Carl Friedrich Abel (22 December 1723 -- 20 June 1787) was a German composer of the Classical era. (The Chambers Biographical Dictionary gives his year of birth erroneusly as 1725.) He was a fine player of the viola da gamba, and composed important music for that instrument.
Abel was born in Köthen, the son of Christian Ferdinand Abel, the principal viola da gamba and cello player in the court orchestra of Johann Sebastian Bach. There is no proof that Abel studied at the Thomasschule Leipzig, but it was on Bach's recommendation that in 1748 he was able to join Johann Adolph Hasse's court orchestra at Dresden where he remained for ten years.
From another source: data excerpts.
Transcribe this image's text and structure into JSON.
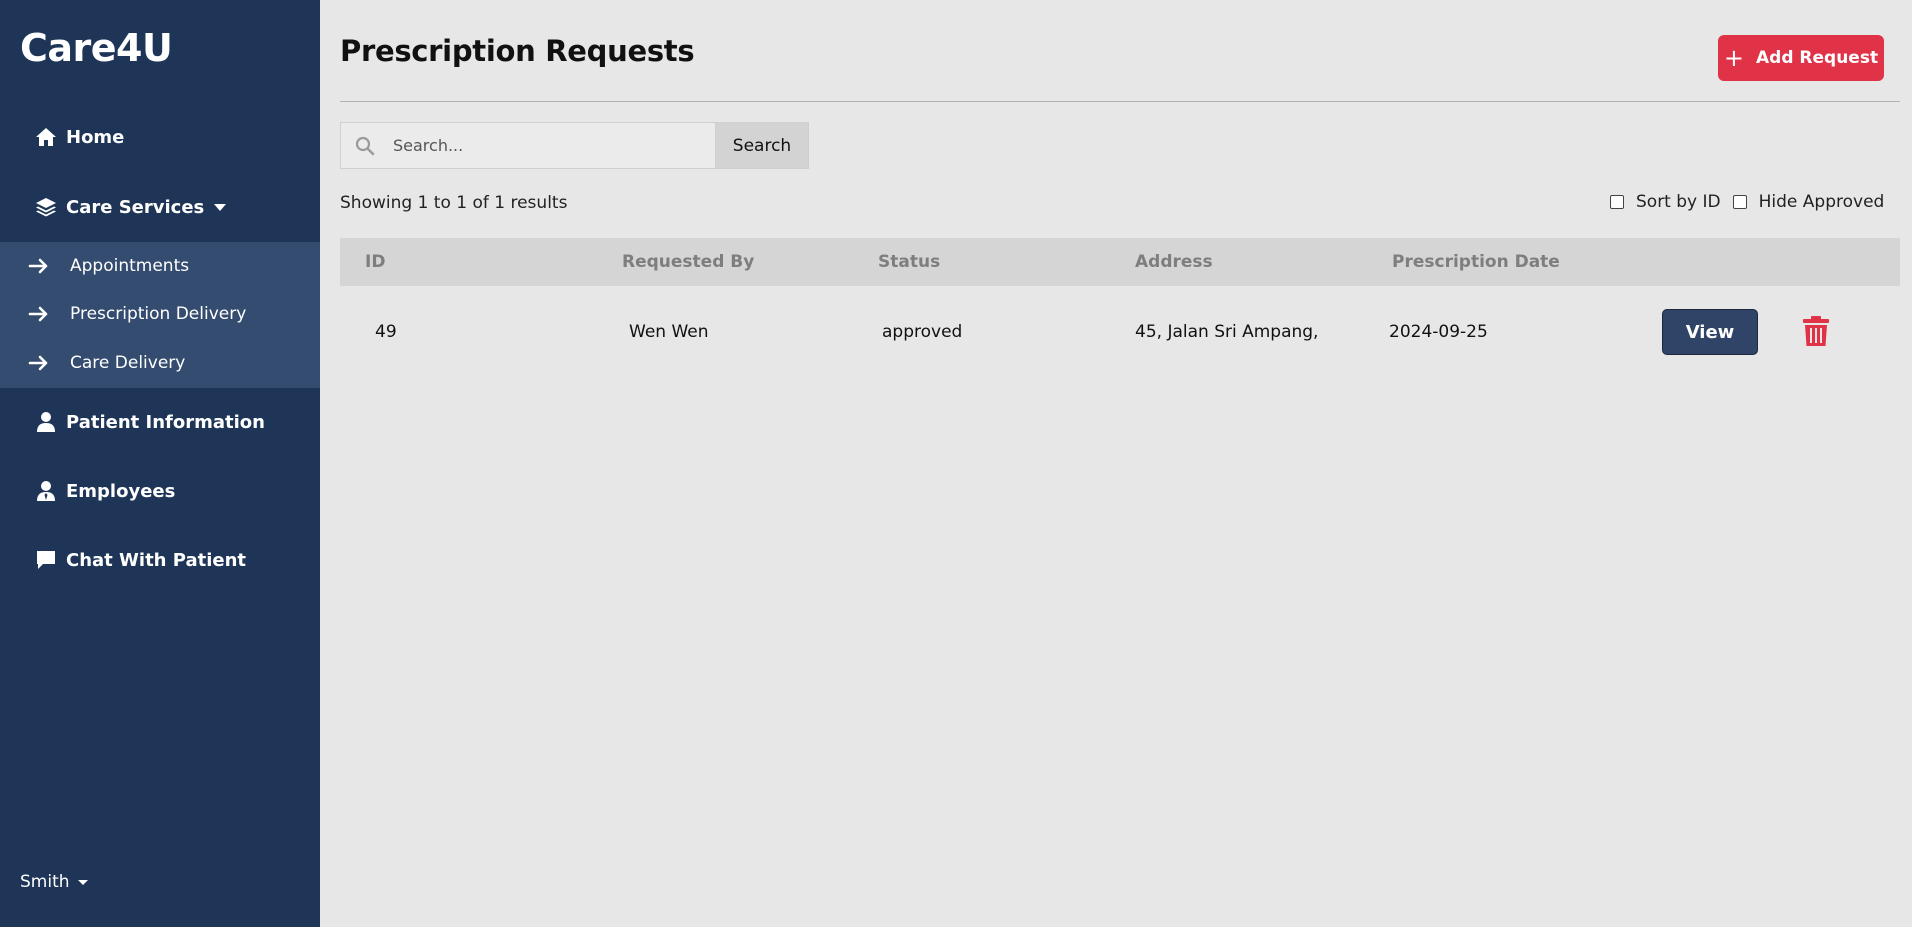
{
  "sidebar": {
    "brand": "Care4U",
    "items": [
      {
        "label": "Home",
        "icon": "home-icon"
      },
      {
        "label": "Care Services",
        "icon": "layers-icon"
      },
      {
        "label": "Patient Information",
        "icon": "user-icon"
      },
      {
        "label": "Employees",
        "icon": "employee-icon"
      },
      {
        "label": "Chat With Patient",
        "icon": "chat-icon"
      }
    ],
    "submenu": [
      {
        "label": "Appointments",
        "icon": "arrow-right-icon"
      },
      {
        "label": "Prescription Delivery",
        "icon": "arrow-right-icon"
      },
      {
        "label": "Care Delivery",
        "icon": "arrow-right-icon"
      }
    ],
    "user": "Smith"
  },
  "header": {
    "title": "Prescription Requests",
    "add_button": "Add Request"
  },
  "search": {
    "placeholder": "Search...",
    "button": "Search"
  },
  "results_text": "Showing 1 to 1 of 1 results",
  "filters": {
    "sort_by_id": "Sort by ID",
    "hide_approved": "Hide Approved"
  },
  "table": {
    "columns": [
      "ID",
      "Requested By",
      "Status",
      "Address",
      "Prescription Date"
    ],
    "rows": [
      {
        "id": "49",
        "requested_by": "Wen Wen",
        "status": "approved",
        "address": "45, Jalan Sri Ampang,",
        "date": "2024-09-25",
        "action": "View"
      }
    ]
  },
  "colors": {
    "sidebar": "#1e3557",
    "submenu": "#344c6f",
    "accent": "#e03348",
    "view_button": "#2f4466"
  }
}
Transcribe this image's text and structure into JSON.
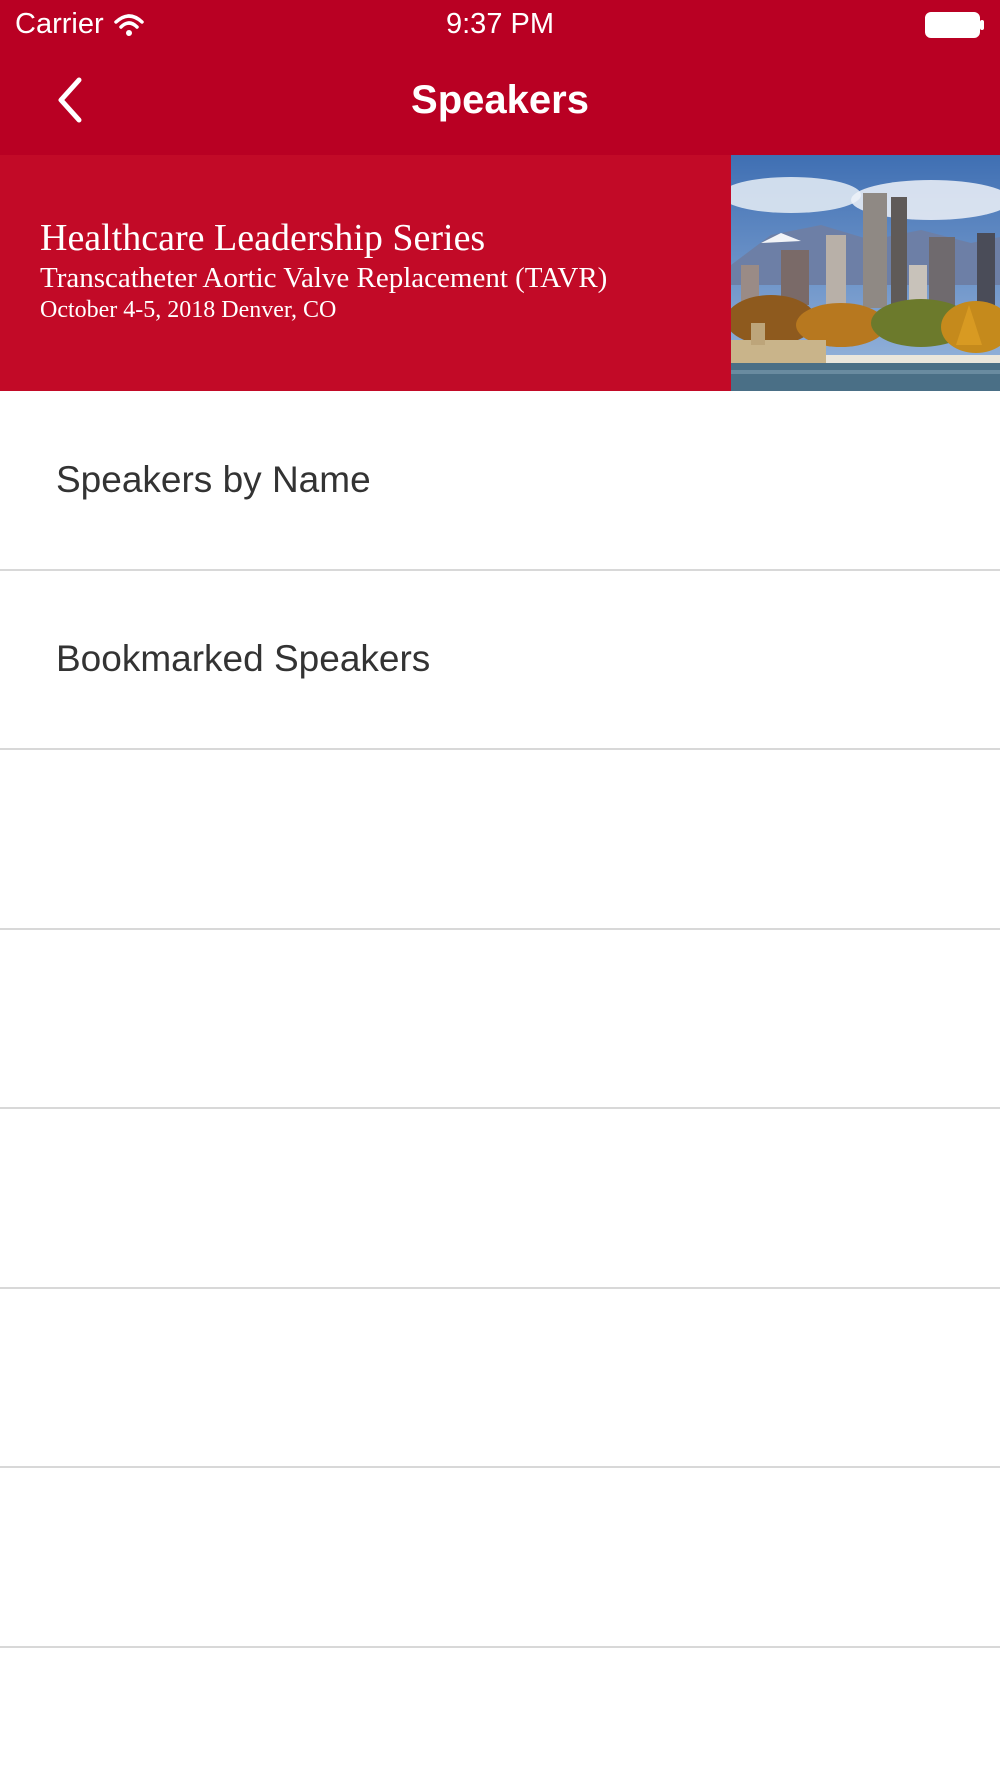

In 1759 (or 1758 according to Chambers), he went to England and became chamber-musician to Queen Charlotte. He gave a concert of his own compositions in London, performing on various instruments, one of which was a five-string cello known as a pentachord, which had been recently invented by John Joseph Merlin.
In 1762, Johann Christian Bach, the eleventh son of J.S. Bach, joined him in London, and the friendship between him and Abel led, in 1764 or 1765, to the establishment of the famous Bach-Abel concerts, England's first subscription concerts. In those concerts, many celebrated guest artists appeared, and many works of Haydn received their first English performance.